Trump, in remarks fawning over House members and senators who opposed his impeachment, praised Utah’s other senator, Mike Lee, a “man who is brilliant.”
“He’s incredible,” Trump said of Lee, another Latter-day Saint with a noteworthy LDS pedigree, who was at the White House event. “And right at the beginning, he knew we were right — Mike — and I appreciate it very much. You’re just fantastic. And say hello to the people of Utah and tell them, ‘I’m sorry about Mitt Romney.’ I’m sorry.”
Trump insisted that his poll numbers in Utah have “gone through the roof” and that Romney’s approval rating went down.
Utahns are giving Trump higher marks than before — 57% in a recent Salt Lake Tribune/Suffolk University poll
— compared with surveys showing the president with approval of about half the voters in the state, though that’s still lower than most Republican presidents in modern times have found themselves in deep red Utah.
Earlier Thursday, at the National Prayer Breakfast, Trump took out after Romney and House Speaker Nancy Pelosi after the keynote speaker, conservative author Arthur Brooks, encouraged the audience to love their enemies.
“I don’t like people who use their faith as justification for doing what they know is wrong,” Trump said in a veiled hit on Romney. “Nor do I like people who say, ‘I pray for you,’ when they know that that’s not so.”
Pelosi, who is Catholic, previously had stated that she didn’t hate the president when asked at a news conference and said instead she prays for him.

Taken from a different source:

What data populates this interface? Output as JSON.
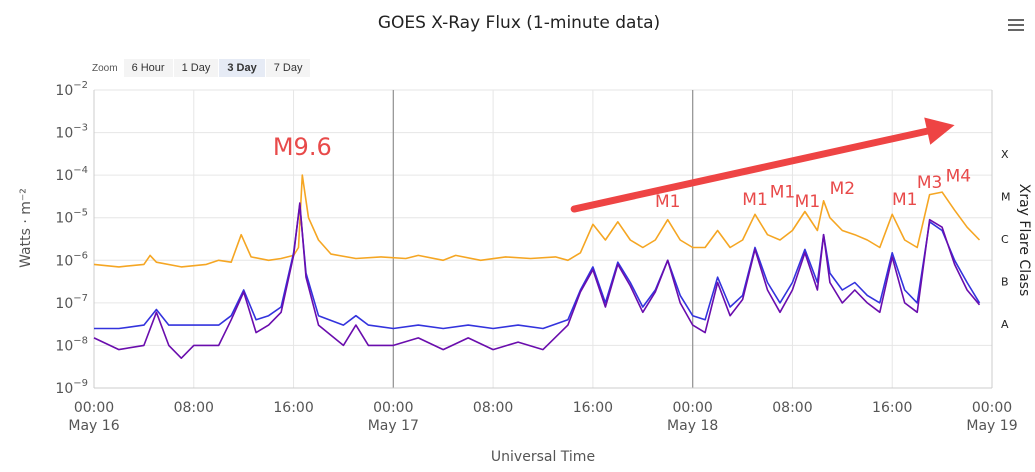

Trump’s remarks follow withering criticism of Romney from Trump supporters and his eldest son, Donald Trump Jr., who called Romney a “pussy” and suggested he be expelled from the Republican Party.
Romney on Wednesday said he may be ill-prepared for the repercussions of his guilty vote — he was the only senator to break with his party on the vote
— but that he knew the “consequence will be enormous.”
“The consequence of violating my conscience and my oath of office to God," he said, “would be even greater.”
One legislator announced he was drafting a censure resolution against Romney, while legislative leaders said they would sponsor a less confrontative resolution in support of the president.
That poll, conducted Thursday morning, surveyed more than 6,000 U.S. adults and has a margin of error of plus or minus 3 percentage points.